To Kill A Mockingbird

I bought and read To Kill A Mockingbird during a month long trip in Rishikesh, India. It was an intriguing read full of characters you really felt for, as well as being a brilliantly written, thought provoking story of childhood and what we perceive in our own imaginations and the reality of the circumstances which we find ourselves in.

"She seemed glad to see me when I appeared in the kitchen and by watching her I began to think there was some skill involved in being a girl" Scout Finch (Page 127, Part two).

The novel mainly consists of the significant elements of Scout Finches childhood growing up in the 1930's along with her brother Jem and their father Atticus Finch. The events are seen through the seven year old's eyes, her first love, her childhood games, taunting the Radley's-especially making up stories about Boo Radley, who is a complete recluse in Maycomb a small town in deep south Alabama. The book is full of dry humour childlike thoughts, feelings and beliefs that were present around the time of the novels time span of the 1930's.

Gregory Peck as Atticus and Brock Peters as Tom Robinson

Their widowed father is a lawyer- Atticus Finch a fifty something greatly respected man in Maycomb society.
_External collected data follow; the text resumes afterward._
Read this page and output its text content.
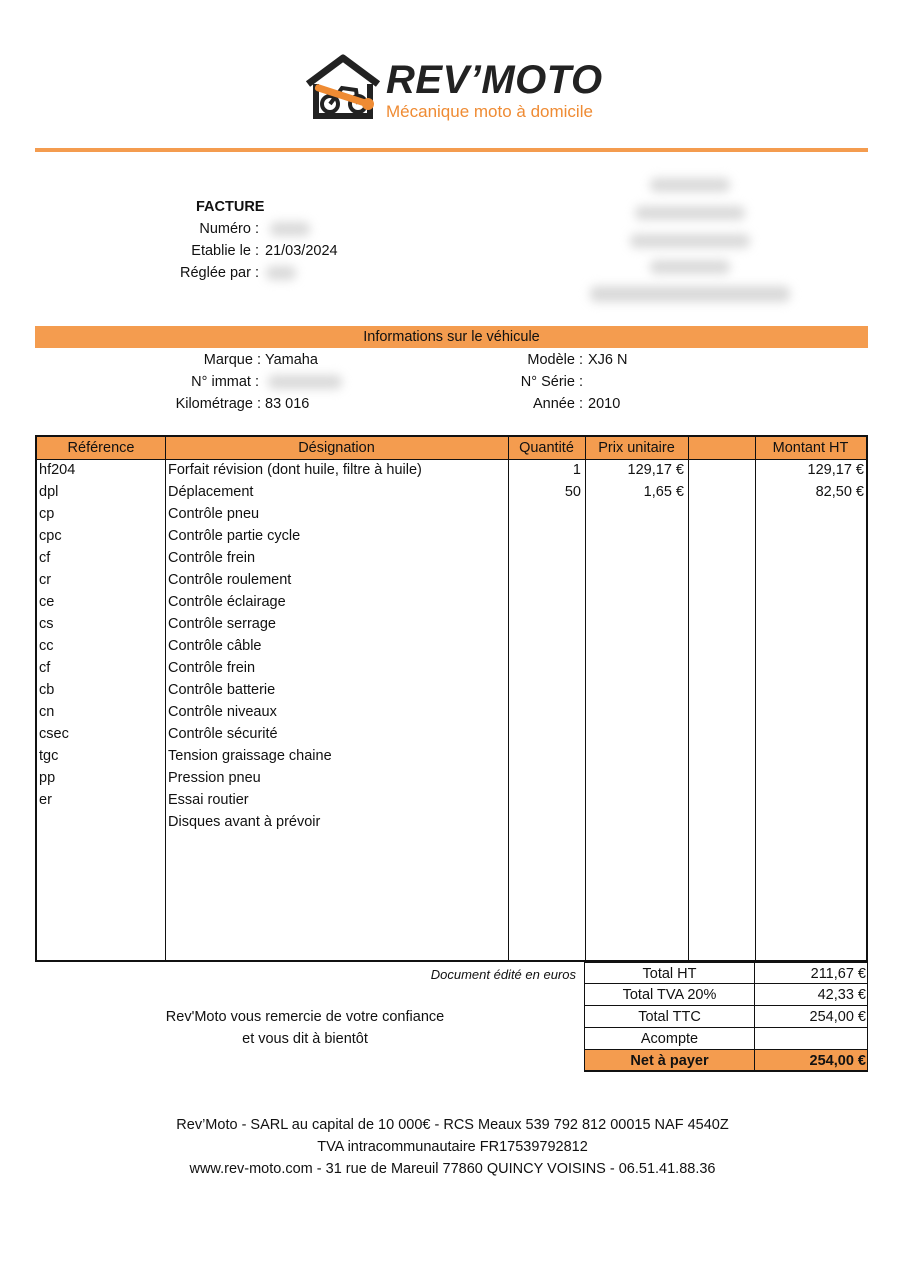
REV’MOTO
Mécanique moto à domicile
FACTURE
Numéro :
Etablie le : 21/03/2024
Réglée par :
Informations sur le véhicule
Marque : Yamaha
N° immat :
Kilométrage : 83 016
Modèle : XJ6 N
N° Série :
Année : 2010
Référence	Désignation	Quantité	Prix unitaire	Montant HT
hf204	Forfait révision (dont huile, filtre à huile)	1	129,17 €	129,17 €
dpl	Déplacement	50	1,65 €	82,50 €
cp	Contrôle pneu
cpc	Contrôle partie cycle
cf	Contrôle frein
cr	Contrôle roulement
ce	Contrôle éclairage
cs	Contrôle serrage
cc	Contrôle câble
cf	Contrôle frein
cb	Contrôle batterie
cn	Contrôle niveaux
csec	Contrôle sécurité
tgc	Tension graissage chaine
pp	Pression pneu
er	Essai routier
Disques avant à prévoir
Document édité en euros	Total HT	211,67 €
Total TVA 20%	42,33 €
Total TTC	254,00 €
Acompte
Net à payer	254,00 €
Rev'Moto vous remercie de votre confiance
et vous dit à bientôt
Rev’Moto - SARL au capital de 10 000€ - RCS Meaux 539 792 812 00015 NAF 4540Z
TVA intracommunautaire FR17539792812
www.rev-moto.com - 31 rue de Mareuil 77860 QUINCY VOISINS - 06.51.41.88.36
But when he represents Tom Robinson a local black man convicted of the rape of Mayella Ewell-a 19-year-old from a poor renowned family of seven, the town turns against the Finches.

Mayella is described in the book as "uneducated and ignorant". She is motherless, and even though her father Bob Ewell is a farmer, they live out by the local town dump, and he is a renowned drunkard and layabout, whilst none of her siblings go to school as they help out at home.

The court case takes up a third of the book and is the most memorable of Harper Lee's novel. The morality of the court case and the racial injustice of black people in the deep south of America is something very dear to Lee, as the book is loosely based on her own observations of growing up when an event not unlike the books, happened in her own town aged 10 years old.

It is clear that the morality of representing any man, whether they be black or white, and most importantly wrongly convicted and innocent of the crime they are deemed to have committed is crucial to anybody's conscience. Something Atticus makes sure Jem and Scout learn from what their father is seeking to be a symbol of.

Atticus is the only lawyer to represent Robinson fully out of his duty to his own morals and personal integrity, his personal morality, that every man has the right to be defended. The book itself is held in high respects by lawyers in modern society ever since its publication in 1960 as the pinnacle of a good and decent lawyer.

"If you shouldn't be defendin' him, then why are you doin' it? For a number of reasons', said Atticus. The main one is, if I didn't I couldn't hold up my head in town, I couldn't represent this county in the legislature, I couldn't even tell you or Jem not to do something again"...Because I could never ask you to mind me again. Scout, simply by the nature of the work, every lawyer gets at least one case in his lifetime that affects him personally. This one's mine, I guess" (Page 83/84)





What is seen through a child's eyes will stay with them throughout the rest of their life. Therefore throughout the novel, Scouts morals are marked out, lessons learnt for the remainder of her youth, throughout her teenage years and all through her adulthood. She learns about what happened with the court case and in retrospect what it meant to experience this kind of racial injustice and what her father really did for the cause.

Scout is our heroine, she is described in the book as a tomboy-wearing dirty clothes, not girly clothing. Her hair is short and rough looking- she is not a lady. Her language is alternative to normal girls, she is rough handed, having punch ups with boys in the playground and even her own cousin, Francis who calls her father a "nigger lover".

Her aunt comes to live with the Finches a third of the way through because the house needs an authoritative hand and a womanly touch; aside from Calpurnia the black cook and maid for the household, to make Scout more presentable and lady like.


Jem and Scout (played by Philip Alford and Mary Badham)

The book was written in 1960 when the African-American civil rights movement was on topic in America around the same time Martin Luther King Jr. was giving powerful and inspirational speeches.

The film adaptation was made only 2 years after the publication of the novel, it later won 3 Oscars. One for Gregory Peck's performance as Atticus Finch and one most importantly for best adapted screenplay.

To Kill A Mockingbird's film adaptation in 1962
The fact that the novel could transfer so easily to the big screen was important for the overall success of the book being implemented in people's minds and popular culture for future reference and every English class at school.

Atticus and Scout
The reality that the novel and subsequent film fuses in people's minds is circumstantial for the universal morals; of a lawyer going against the curve of normal southern roots, by representing a black man. Of a single father trying to bring up his children the best he can in a town full of violent characters and moral ambiguity.

In the end it's your conscience which is your driving force and what drives Scout's morals throughout the novel.